'Flora and Son' review: John Carney creates a movie you'll want to hold close
An Irish musical that makes you feel better about life, love and yourself.
An Irish musical that makes you feel better about life, love and yourself. Who needs that? If you're smart, you'll get past your wet-blanket skepticism and take a chance on the scrappy joys of "Flora and Son," now in theaters in advance of its Sept. 29 streaming debut on Apple TV+.
Kudos to writer-director John Carney, who had a 2007 breakthrough with "Once," a bittersweet musical romance whose stirring ballad, "Falling Slowly," took home the Oscar for Best Song. Like "Once," "Flora and Son" brims over with small pleasures that pay major dividends.
In 2014's "Begin Again," Dubliner Carney -- he slapped bass for The Frames until 1993 -- replayed his winning "Once" hand with a bigger budget and bigger stars (Keira Knightley and Mark Ruffalo). In 2016's "Sing Street," Carney traced his own young life in a 1980s New Wave band.
"Flora and Son" is Carney's first film in seven years and it's well worth the wait. It's a love story between hard-partying single mom Flora (Eve Hewson) and Max (a fine, feisty Orén Kinlan), her rebellious, thieving 14-year old son who thinks she does everything wrong, including leaving Max's dad (Jack Reynor) and filling their cramped flat with spilled ashtrays and wine bottles.
Let's pause here to praise Hewson ("Bad Sisters") whose acting runs a gamut of emotions crafted to take a piece out of you. That she does.
A setup for a soap opera? Nah. Carney is too hard-nosed for easy tearjerking. He never goes soft. And he knows in his bones how music can seep into our lives and help define them. Detractors say that Carney keeps making the same movie. I'd call it variations on a theme, a technique widely practiced by widely praised composers and filmmakers.
The plot hinges on Flora finding an acoustic guitar in the trash and trying to interest Max in lessons as a therapeutic catalyst for bonding. He refuses. So she takes them herself over Zoom with Jeff (Joseph Gordon-Levitt), a failed musician giving tutorials from Los Angeles.
They chat about music. He sends her a video of a young Joni Mitchell singing "Both Sides Now" (excellent choice) and some of his own rough-around-the-edges compositions. They play and sing original songs written by Carney and Gary Clark, who collaborated on "Sing Street."
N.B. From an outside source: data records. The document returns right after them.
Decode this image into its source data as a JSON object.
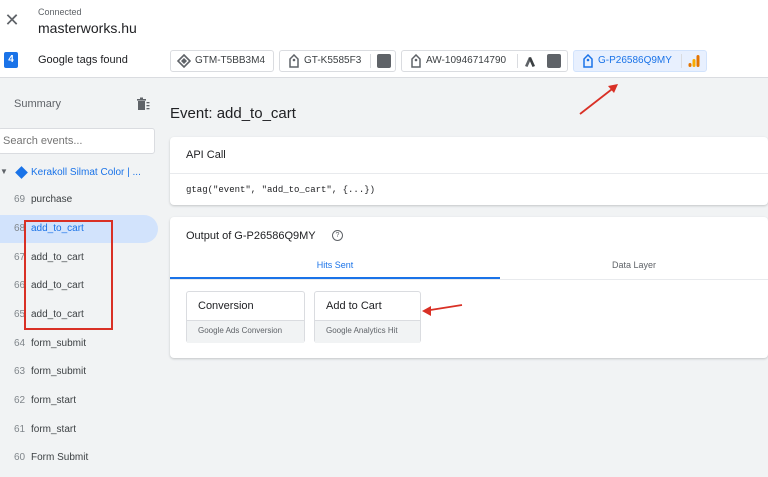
{
  "header": {
    "status": "Connected",
    "domain": "masterworks.hu"
  },
  "tags_bar": {
    "count": "4",
    "label": "Google tags found",
    "tags": [
      {
        "id": "GTM-T5BB3M4",
        "icon": "gtm-diamond-icon"
      },
      {
        "id": "GT-K5585F3",
        "icon": "tag-icon"
      },
      {
        "id": "AW-10946714790",
        "icon": "tag-icon"
      },
      {
        "id": "G-P26586Q9MY",
        "icon": "tag-icon",
        "active": true
      }
    ]
  },
  "sidebar": {
    "summary_label": "Summary",
    "search_placeholder": "Search events...",
    "container_name": "Kerakoll Silmat Color | ...",
    "events": [
      {
        "num": "69",
        "label": "purchase"
      },
      {
        "num": "68",
        "label": "add_to_cart",
        "selected": true
      },
      {
        "num": "67",
        "label": "add_to_cart"
      },
      {
        "num": "66",
        "label": "add_to_cart"
      },
      {
        "num": "65",
        "label": "add_to_cart"
      },
      {
        "num": "64",
        "label": "form_submit"
      },
      {
        "num": "63",
        "label": "form_submit"
      },
      {
        "num": "62",
        "label": "form_start"
      },
      {
        "num": "61",
        "label": "form_start"
      },
      {
        "num": "60",
        "label": "Form Submit"
      }
    ]
  },
  "main": {
    "event_title": "Event: add_to_cart",
    "api_card": {
      "title": "API Call",
      "code": "gtag(\"event\", \"add_to_cart\", {...})"
    },
    "output_card": {
      "title": "Output of G-P26586Q9MY",
      "tabs": [
        "Hits Sent",
        "Data Layer"
      ],
      "hits": [
        {
          "title": "Conversion",
          "subtitle": "Google Ads Conversion"
        },
        {
          "title": "Add to Cart",
          "subtitle": "Google Analytics Hit"
        }
      ]
    }
  },
  "colors": {
    "accent": "#1a73e8",
    "annotation": "#d93025"
  }
}
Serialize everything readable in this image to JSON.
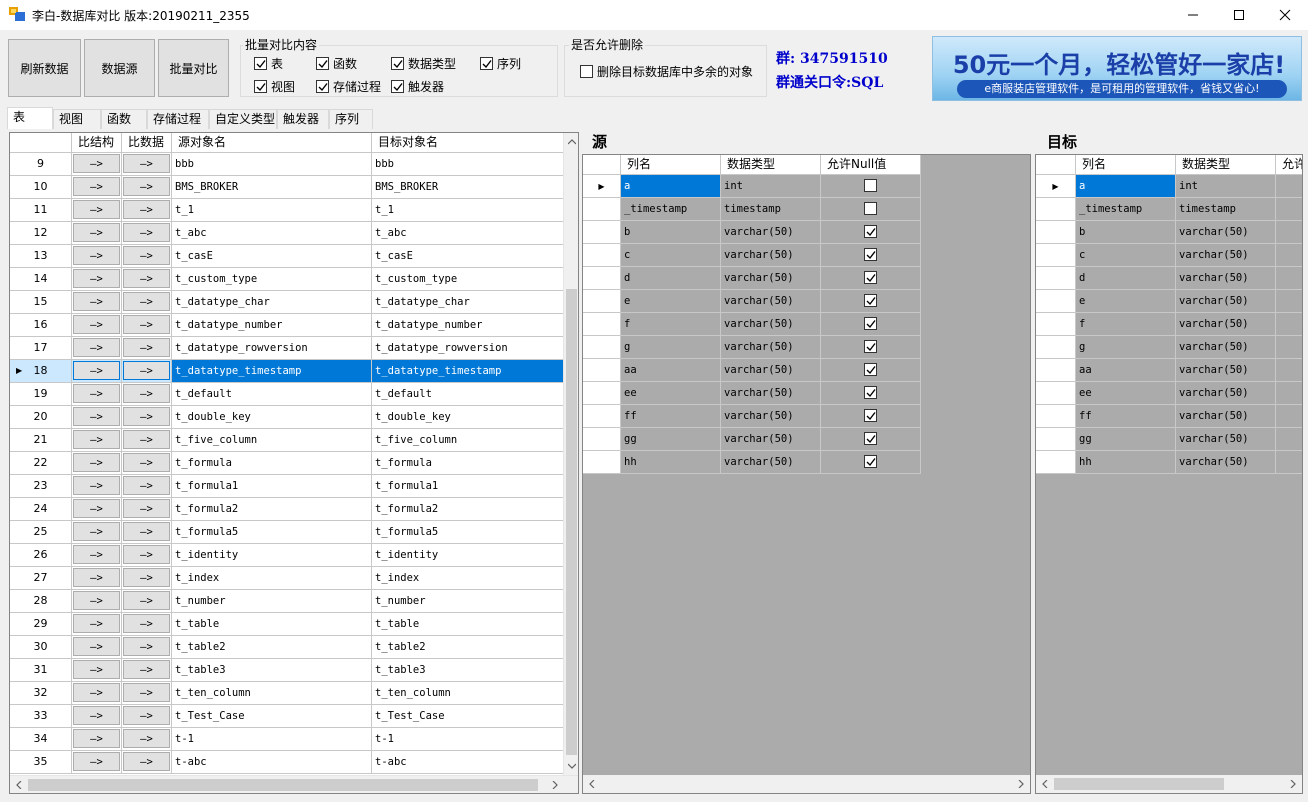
{
  "window": {
    "title": "李白-数据库对比 版本:20190211_2355"
  },
  "toolbar": {
    "refresh": "刷新数据",
    "datasource": "数据源",
    "batch_compare": "批量对比"
  },
  "batch_group": {
    "title": "批量对比内容",
    "items": [
      {
        "label": "表",
        "checked": true
      },
      {
        "label": "函数",
        "checked": true
      },
      {
        "label": "数据类型",
        "checked": true
      },
      {
        "label": "序列",
        "checked": true
      },
      {
        "label": "视图",
        "checked": true
      },
      {
        "label": "存储过程",
        "checked": true
      },
      {
        "label": "触发器",
        "checked": true
      }
    ]
  },
  "delete_group": {
    "title": "是否允许删除",
    "option": {
      "label": "删除目标数据库中多余的对象",
      "checked": false
    }
  },
  "contact": {
    "qq_group": "群: 347591510",
    "password": "群通关口令:SQL"
  },
  "banner": {
    "main": "50元一个月，轻松管好一家店!",
    "sub": "e商服装店管理软件，是可租用的管理软件，省钱又省心!"
  },
  "tabs": [
    "表",
    "视图",
    "函数",
    "存储过程",
    "自定义类型",
    "触发器",
    "序列"
  ],
  "object_grid": {
    "headers": [
      "比结构",
      "比数据",
      "源对象名",
      "目标对象名"
    ],
    "arrow": "—>",
    "selected_row": 18,
    "rows": [
      {
        "n": "9",
        "src": "bbb",
        "dst": "bbb"
      },
      {
        "n": "10",
        "src": "BMS_BROKER",
        "dst": "BMS_BROKER"
      },
      {
        "n": "11",
        "src": "t_1",
        "dst": "t_1"
      },
      {
        "n": "12",
        "src": "t_abc",
        "dst": "t_abc"
      },
      {
        "n": "13",
        "src": "t_casE",
        "dst": "t_casE"
      },
      {
        "n": "14",
        "src": "t_custom_type",
        "dst": "t_custom_type"
      },
      {
        "n": "15",
        "src": "t_datatype_char",
        "dst": "t_datatype_char"
      },
      {
        "n": "16",
        "src": "t_datatype_number",
        "dst": "t_datatype_number"
      },
      {
        "n": "17",
        "src": "t_datatype_rowversion",
        "dst": "t_datatype_rowversion"
      },
      {
        "n": "18",
        "src": "t_datatype_timestamp",
        "dst": "t_datatype_timestamp"
      },
      {
        "n": "19",
        "src": "t_default",
        "dst": "t_default"
      },
      {
        "n": "20",
        "src": "t_double_key",
        "dst": "t_double_key"
      },
      {
        "n": "21",
        "src": "t_five_column",
        "dst": "t_five_column"
      },
      {
        "n": "22",
        "src": "t_formula",
        "dst": "t_formula"
      },
      {
        "n": "23",
        "src": "t_formula1",
        "dst": "t_formula1"
      },
      {
        "n": "24",
        "src": "t_formula2",
        "dst": "t_formula2"
      },
      {
        "n": "25",
        "src": "t_formula5",
        "dst": "t_formula5"
      },
      {
        "n": "26",
        "src": "t_identity",
        "dst": "t_identity"
      },
      {
        "n": "27",
        "src": "t_index",
        "dst": "t_index"
      },
      {
        "n": "28",
        "src": "t_number",
        "dst": "t_number"
      },
      {
        "n": "29",
        "src": "t_table",
        "dst": "t_table"
      },
      {
        "n": "30",
        "src": "t_table2",
        "dst": "t_table2"
      },
      {
        "n": "31",
        "src": "t_table3",
        "dst": "t_table3"
      },
      {
        "n": "32",
        "src": "t_ten_column",
        "dst": "t_ten_column"
      },
      {
        "n": "33",
        "src": "t_Test_Case",
        "dst": "t_Test_Case"
      },
      {
        "n": "34",
        "src": "t-1",
        "dst": "t-1"
      },
      {
        "n": "35",
        "src": "t-abc",
        "dst": "t-abc"
      }
    ]
  },
  "source_panel": {
    "title": "源",
    "headers": [
      "列名",
      "数据类型",
      "允许Null值"
    ],
    "rows": [
      {
        "name": "a",
        "type": "int",
        "nullable": false
      },
      {
        "name": "_timestamp",
        "type": "timestamp",
        "nullable": false
      },
      {
        "name": "b",
        "type": "varchar(50)",
        "nullable": true
      },
      {
        "name": "c",
        "type": "varchar(50)",
        "nullable": true
      },
      {
        "name": "d",
        "type": "varchar(50)",
        "nullable": true
      },
      {
        "name": "e",
        "type": "varchar(50)",
        "nullable": true
      },
      {
        "name": "f",
        "type": "varchar(50)",
        "nullable": true
      },
      {
        "name": "g",
        "type": "varchar(50)",
        "nullable": true
      },
      {
        "name": "aa",
        "type": "varchar(50)",
        "nullable": true
      },
      {
        "name": "ee",
        "type": "varchar(50)",
        "nullable": true
      },
      {
        "name": "ff",
        "type": "varchar(50)",
        "nullable": true
      },
      {
        "name": "gg",
        "type": "varchar(50)",
        "nullable": true
      },
      {
        "name": "hh",
        "type": "varchar(50)",
        "nullable": true
      }
    ]
  },
  "target_panel": {
    "title": "目标",
    "headers": [
      "列名",
      "数据类型",
      "允许"
    ],
    "rows": [
      {
        "name": "a",
        "type": "int"
      },
      {
        "name": "_timestamp",
        "type": "timestamp"
      },
      {
        "name": "b",
        "type": "varchar(50)"
      },
      {
        "name": "c",
        "type": "varchar(50)"
      },
      {
        "name": "d",
        "type": "varchar(50)"
      },
      {
        "name": "e",
        "type": "varchar(50)"
      },
      {
        "name": "f",
        "type": "varchar(50)"
      },
      {
        "name": "g",
        "type": "varchar(50)"
      },
      {
        "name": "aa",
        "type": "varchar(50)"
      },
      {
        "name": "ee",
        "type": "varchar(50)"
      },
      {
        "name": "ff",
        "type": "varchar(50)"
      },
      {
        "name": "gg",
        "type": "varchar(50)"
      },
      {
        "name": "hh",
        "type": "varchar(50)"
      }
    ]
  },
  "colors": {
    "selection": "#0078d7",
    "link_text": "#0000cc",
    "empty_area": "#ababab"
  }
}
Their voices are a sweet surprise. Gordon-Levitt filters his engaging performance with just the right notes of passion and regret. And Hewson, with music in her DNA as the daughter of U2 frontman Bono, refrains from showing off to use harmony and its absence as a means to define character. Their duet to "Meet in the Middle" is a keeper. Listen up, Oscar.
The video hookup between Flora and Jeff would seem like an amorous dead end, but Carney cleverly brings them together through camera witchcraft that puts them in the same room or in a park or on a rooftop. That kind of magic is as old as musicals themselves, but Carney makes it swooningly timeless, an irresistible blend of wicked and wistful.
Still, "Flora and Son," like the title, is about the connection between a mother and troubled kid who uses his own method (dance tracks) to get on Flora's wavelength, bringing conflicting emotions together by saying it with music ("High Life," "Dublin 07"). Blending the hip and the heartfelt, the tough and the tender, Carney creates a movie you'll want to hold close.